From Guelph Mercury Tribune – original article here.


Sheltered workshop phase-out continues in Guelph with provincial funding help

NEWS Apr 10, 2017 by Jessica Lovell  Guelph Mercury

Community Living Guelph Wellington will be enhancing the work it does to support adults with developmental disabilities with help from $325,000 in funding from the provincial government.

The money, which the organization will receive over a two-year-period, will fund the Transition — Community Connections project, meant to help adults with developmental disabilities transition away from a sheltered workshop toward individualized plans for working and volunteering in the community.

“The intention of it is to get us to the other side of the sheltered workshop,” said Community Living executive director Laura Hanley.

The province announced in 2015 that it would be phasing out sheltered workshops — like the one at Guelph’s ARC Industries — where people with intellectual disabilities work at a various tasks meant to provide them with a sense of achievement and purpose, and skills they can use to work in the community.

Community Living’s project is one of 38 projects receiving support through the second phase of Ontario’s Employment and Modernization Fund, meant to promote greater inclusion and independence for people with developmental disabilities.

“We have already begun to see the progress that the Employment and Modernization funding has had on agencies being able to deliver programs that are giving individuals with developmental disabilities greater opportunities for employment,” Minister of Community and Social Services Helena Jaczek said in a news release announcing the funding.

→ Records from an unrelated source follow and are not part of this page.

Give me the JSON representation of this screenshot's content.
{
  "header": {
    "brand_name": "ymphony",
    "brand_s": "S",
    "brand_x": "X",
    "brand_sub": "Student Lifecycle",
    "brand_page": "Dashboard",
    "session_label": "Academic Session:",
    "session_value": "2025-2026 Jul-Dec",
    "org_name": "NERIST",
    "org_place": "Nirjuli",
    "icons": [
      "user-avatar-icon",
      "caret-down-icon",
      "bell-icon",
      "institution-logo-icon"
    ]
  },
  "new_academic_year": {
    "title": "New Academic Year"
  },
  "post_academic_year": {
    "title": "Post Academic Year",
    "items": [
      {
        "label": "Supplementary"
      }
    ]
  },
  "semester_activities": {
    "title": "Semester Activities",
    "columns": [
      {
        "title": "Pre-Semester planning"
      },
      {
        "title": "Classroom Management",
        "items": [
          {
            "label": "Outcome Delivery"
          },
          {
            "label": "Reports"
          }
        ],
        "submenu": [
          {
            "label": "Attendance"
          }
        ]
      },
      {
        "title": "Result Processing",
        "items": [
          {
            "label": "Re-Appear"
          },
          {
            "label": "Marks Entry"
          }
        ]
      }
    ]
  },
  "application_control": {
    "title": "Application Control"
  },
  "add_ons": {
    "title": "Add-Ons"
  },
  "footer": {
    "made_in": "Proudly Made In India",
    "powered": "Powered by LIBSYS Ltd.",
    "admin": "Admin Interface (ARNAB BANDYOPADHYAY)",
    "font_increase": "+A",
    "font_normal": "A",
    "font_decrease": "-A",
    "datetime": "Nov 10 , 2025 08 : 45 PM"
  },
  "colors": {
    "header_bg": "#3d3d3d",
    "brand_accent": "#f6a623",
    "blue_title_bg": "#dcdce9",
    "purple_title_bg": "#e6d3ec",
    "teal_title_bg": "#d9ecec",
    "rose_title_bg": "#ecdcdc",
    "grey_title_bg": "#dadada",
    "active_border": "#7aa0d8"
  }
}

For years, Community Living has had a supportive employment program that provides job coaching for people with intellectual disabilities to work in the community, said Hanley. “This funding is going to help us expand that further,” she said.

It will also allow the agency to do more work in rural areas, she said.

“We’re excited, in that it gives us the opportunity to ensure that we’re moving in a productive direction,” Hanley said.

As part of the phase-out of sheltered workshops, Community Living’s ARC Industries — standing for Adult Rehabilitative Centre — is evolving, she said.

“It’s a work in progress,” said Hanley.

With funding from the first phase of the Employment and Modernization Fund, the organization has been working with the people it serves and their families on an individual basis to find employment in the community for those who want it. At the same time, it is continuing to offer in-house activities.

Those activities include everything from job skills programs to health and wellness, to life skills, to leisure activities, Hanley said.

“The building here on Royal Road, it has a ton of things going on in it,” she said.

The sheltered workshop may be disappearing, but there will be other things to replace it, she said.

“It’s all about choices,” said Hanley.